0

I have XML form data coming in from a vendor app that allows me to select values for fields on the form by using this format.

<?xml version="1.0" encoding="UTF-8" standalone="no"?> 
<xsl:stylesheet version="1.0" xmlns="http://www.w3.org/1999/XSL/Transform" xmlns:diffgr="urn:schemas-microsoft-com:xml-diffgram-v1"
       xmlns:xsl="http://www.w3.org/1999/XSL/Transform" xmlns:xsi="http://www.w3.org/2001/XMLSchema-instance"> 
<xsl:output method="text" /><xsl:template match="/"><xsl:apply-templates/></xsl:template>
<xsl:template match="DataSet/diffgr:diffgram/Forms">

<xsl:for-each select="Form">
  <xsl:value-of select="FieldName1"/>
  <xsl:value-of select="FieldName2"/>
</xsl:for-each>

</xsl:template>
</xsl:stylesheet>

I can't see the XML, but I can surmise from this that all of the fields are siblings within the <form> and looks something like this:

<form>
<CosignerName1 value="John Doe"/>
<CosignerDate1 value="1/1/1970"/>
<CosignerTime1 value="8:46 PM"/>
<CosignerName2 value="Jane Smith"/>
<CosignerDate2 value="2/2/1972"/>
<CosignerTime2 value="11:46 AM"/>
...
<CosignerName12 value="Will Hunting"/>
<CosignerDate12 value="12/12/1982"/>
<CosignerTime12 value="1:00 AM"/>
</form>
<form>
<CosignerName1 value="Bill Thomas"/>
<CosignerDate1 value="5/5/2020"/>
<CosignerTime1 value="8:46 PM"/>
<CosignerName2 value="Bev Poole"/>
<CosignerDate2 value="6/6/2022"/>
<CosignerTime2 value="11:46 AM"/>
...
<CosignerName12 value="Bob Ross"/>
<CosignerDate12 value="12/12/1982"/>
<CosignerTime12 value="1:00 AM"/>
</form>

Known factors:

  • Each form has 12 cosigners, each with numbered field names i.e. CosignerName1, CosignerName2, etc.
  • Each named cosigner also has a CosignerDate and a CosignerTime field associated by number. i.e. CosignerName1 has CosignerDate1 and CosignerTime1 fields that, when combined, show when that user signed the form.
  • I am using the word 'idnum' in my code and in this question to refer to the number at the end of each label that shows they are part of a set i.e CosignerName1, CosignerDate1, and CosignerTime1 all share idnum=1

Goal: Identify and select only the most recent CosignerName, based on CosignerDate and CosignerTime.

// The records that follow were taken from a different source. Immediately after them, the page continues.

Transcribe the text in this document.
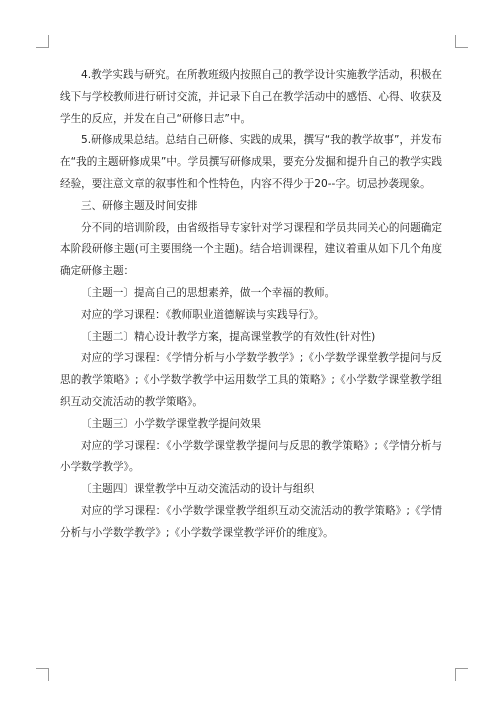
4.教学实践与研究。在所教班级内按照自己的教学设计实施教学活动，积极在线下与学校教师进行研讨交流，并记录下自己在教学活动中的感悟、心得、收获及学生的反应，并发在自己“研修日志”中。

5.研修成果总结。总结自己研修、实践的成果，撰写“我的教学故事”，并发布在“我的主题研修成果”中。学员撰写研修成果，要充分发掘和提升自己的教学实践经验，要注意文章的叙事性和个性特色，内容不得少于20--字。切忌抄袭现象。

三、研修主题及时间安排

分不同的培训阶段，由省级指导专家针对学习课程和学员共同关心的问题确定本阶段研修主题(可主要围绕一个主题)。结合培训课程，建议着重从如下几个角度确定研修主题：

〔主题一〕提高自己的思想素养，做一个幸福的教师。

对应的学习课程：《教师职业道德解读与实践导行》。

〔主题二〕精心设计教学方案，提高课堂教学的有效性(针对性)

对应的学习课程：《学情分析与小学数学教学》;《小学数学课堂教学提问与反思的教学策略》;《小学数学教学中运用数学工具的策略》;《小学数学课堂教学组织互动交流活动的教学策略》。

〔主题三〕小学数学课堂教学提问效果

对应的学习课程：《小学数学课堂教学提问与反思的教学策略》;《学情分析与小学数学教学》。

〔主题四〕课堂教学中互动交流活动的设计与组织

对应的学习课程：《小学数学课堂教学组织互动交流活动的教学策略》;《学情分析与小学数学教学》;《小学数学课堂教学评价的维度》。
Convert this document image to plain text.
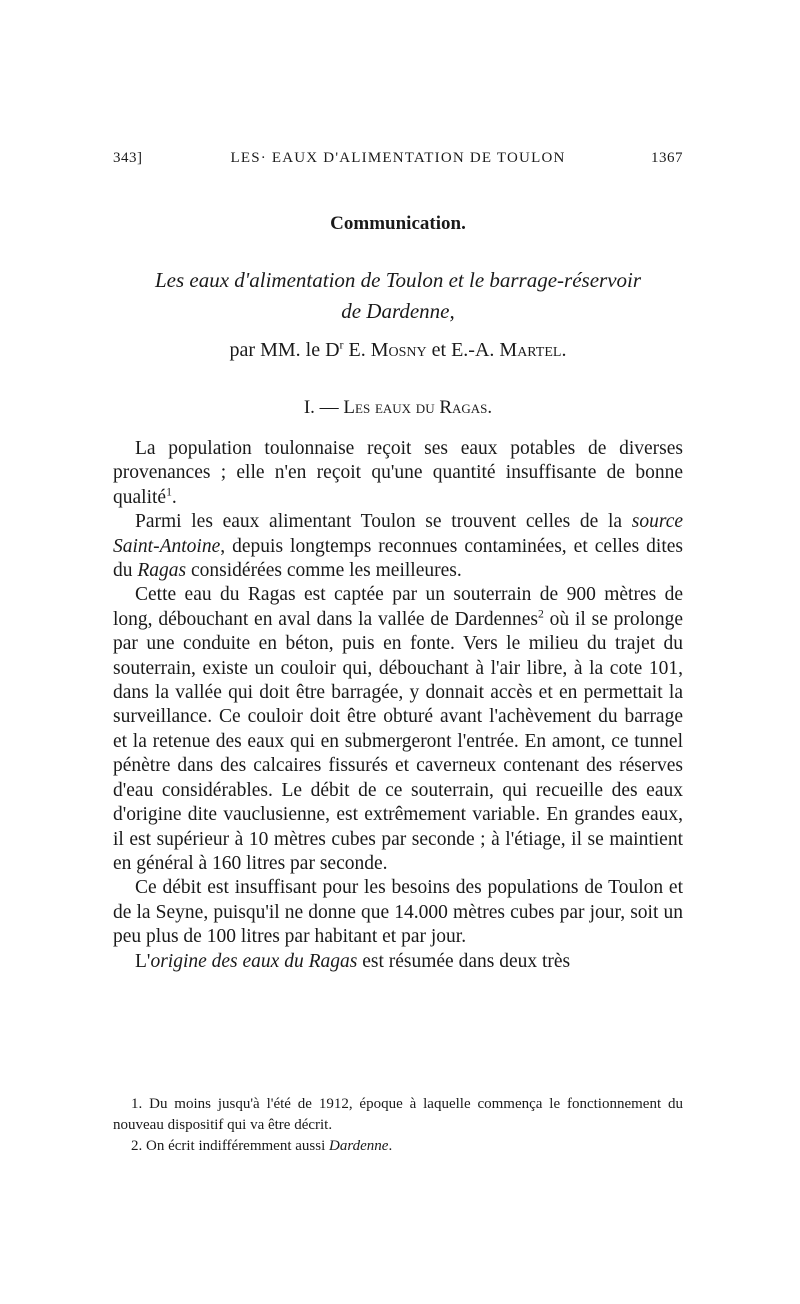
343]	LES· EAUX D'ALIMENTATION DE TOULON	1367
Communication.
Les eaux d'alimentation de Toulon et le barrage-réservoir
de Dardenne,
par MM. le $D^r$ E. Mosny et E.-A. Martel.
I. — Les eaux du Ragas.

La population toulonnaise reçoit ses eaux potables de diverses provenances ; elle n'en reçoit qu'une quantité insuffisante de bonne qualité$^1$.

Parmi les eaux alimentant Toulon se trouvent celles de la source Saint-Antoine, depuis longtemps reconnues contaminées, et celles dites du Ragas considérées comme les meilleures.

Cette eau du Ragas est captée par un souterrain de 900 mètres de long, débouchant en aval dans la vallée de Dardennes$^2$ où il se prolonge par une conduite en béton, puis en fonte. Vers le milieu du trajet du souterrain, existe un couloir qui, débouchant à l'air libre, à la cote 101, dans la vallée qui doit être barragée, y donnait accès et en permettait la surveillance. Ce couloir doit être obturé avant l'achèvement du barrage et la retenue des eaux qui en submergeront l'entrée. En amont, ce tunnel pénètre dans des calcaires fissurés et caverneux contenant des réserves d'eau considérables. Le débit de ce souterrain, qui recueille des eaux d'origine dite vauclusienne, est extrêmement variable. En grandes eaux, il est supérieur à 10 mètres cubes par seconde ; à l'étiage, il se maintient en général à 160 litres par seconde.

Ce débit est insuffisant pour les besoins des populations de Toulon et de la Seyne, puisqu'il ne donne que 14.000 mètres cubes par jour, soit un peu plus de 100 litres par habitant et par jour.

L'origine des eaux du Ragas est résumée dans deux très

1. Du moins jusqu'à l'été de 1912, époque à laquelle commença le fonctionnement du nouveau dispositif qui va être décrit.

2. On écrit indifféremment aussi Dardenne.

To do this, I figure I need to:

  1. Find the most recent CosignerDate/CosignerTime combination
  2. Read the label of either of the identified fields to extract the idnum from the end
  3. Use the idnum to to identify the correct CosignerName and output it

I have some pieces of the solution, but no way to bring them together:

Create a Timestamp I can combine a set of CosignerDate[idnum] and CosignerTime[idnum] fields, then translate them into a timestamp. If I could create an array of these timestamps, then I could sort and find the most recent one, but as I understand it XSLT 1.0 doesn't have arrays. So I am not sure what to do with this.

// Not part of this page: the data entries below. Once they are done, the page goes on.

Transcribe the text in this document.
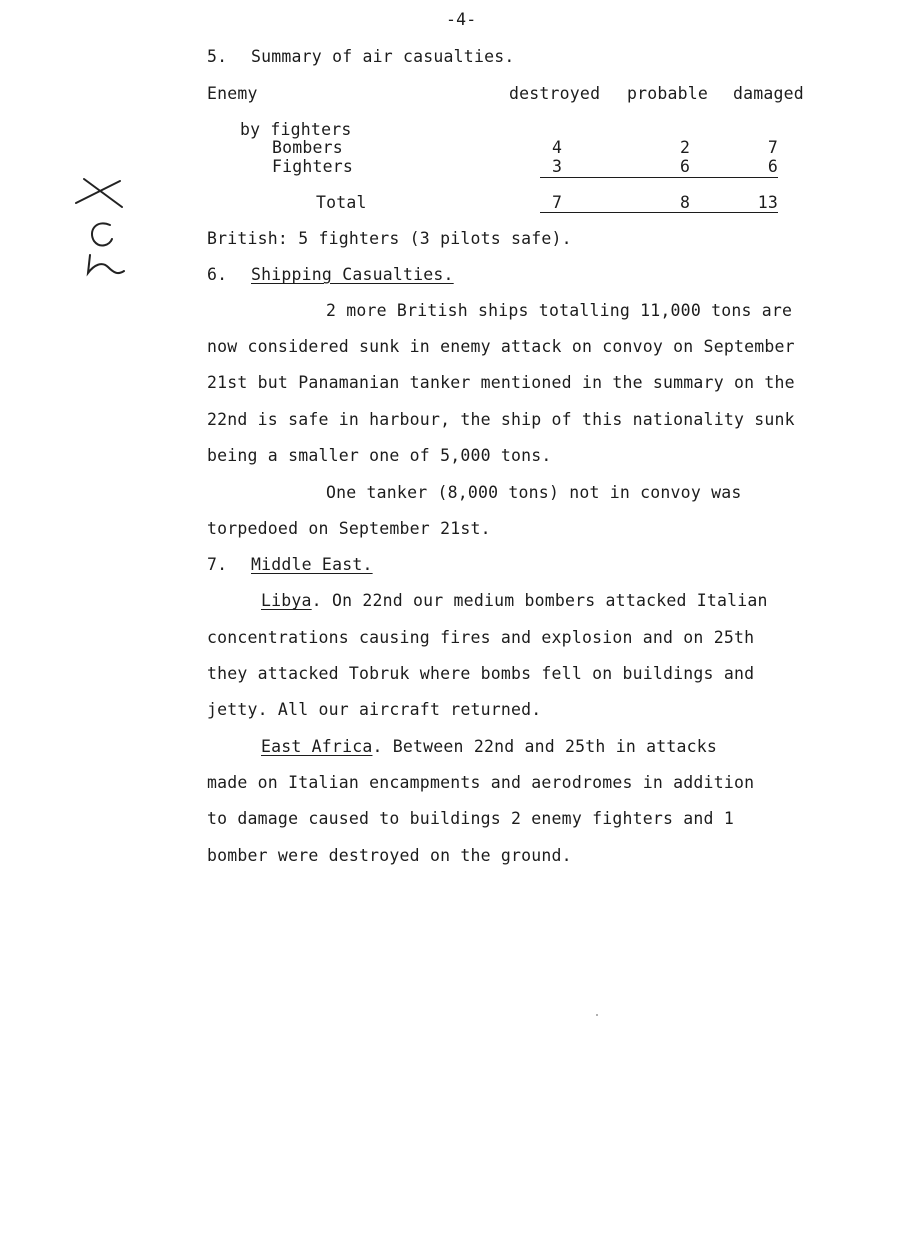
-4-
5. Summary of air casualties.
Enemy	destroyed probable damaged
by fighters
Bombers	4	2	7
Fighters	3	6	6
Total	7	8	13
British: 5 fighters (3 pilots safe).
6. Shipping Casualties.
2 more British ships totalling 11,000 tons are
now considered sunk in enemy attack on convoy on September
21st but Panamanian tanker mentioned in the summary on the
22nd is safe in harbour, the ship of this nationality sunk
being a smaller one of 5,000 tons.
One tanker (8,000 tons) not in convoy was
torpedoed on September 21st.
7. Middle East.
Libya. On 22nd our medium bombers attacked Italian
concentrations causing fires and explosion and on 25th
they attacked Tobruk where bombs fell on buildings and
jetty. All our aircraft returned.
East Africa. Between 22nd and 25th in attacks
made on Italian encampments and aerodromes in addition
to damage caused to buildings 2 enemy fighters and 1
bomber were destroyed on the ground.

<xsl:variable name="mm" select="substring-before(CosignerDate1,'/')" />
<xsl:variable name="mmyyyy" select="substring-after(CosignerDate1,'/')"/>
<xsl:variable name="dd" select="substring-before($mmyyyy,'/')" />
<xsl:variable name="yyyy" select="substring-after($mmyyyy,'/')" />
<xsl:variable name="ampm" select="substring-after(CosignerTime1,' ')" />
<xsl:variable name="time"> 
  <xsl:choose>
    <xsl:when test="$ampm = 'AM'">
      <xsl:value-of select="number(translate(substring-before(CosignerTime1,' '),':',''))" />
    </xsl:when>
    <xsl:when test="$ampm = 'PM'">
      <xsl:value-of select="number(translate(substring-before(CosignerTime1,' '),':',''))+number('1200')" />
    </xsl:when>
  </xsl:choose>
</xsl:variable>
<xsl:value-of select="concat('Timestamp:',$yyyy,$mm,$dd,$time)"/>

The code above outputs something like: Timestamp:202209191128

Get idnums I can loop through all of the Cosigners and extract the identifying number shared by their labels.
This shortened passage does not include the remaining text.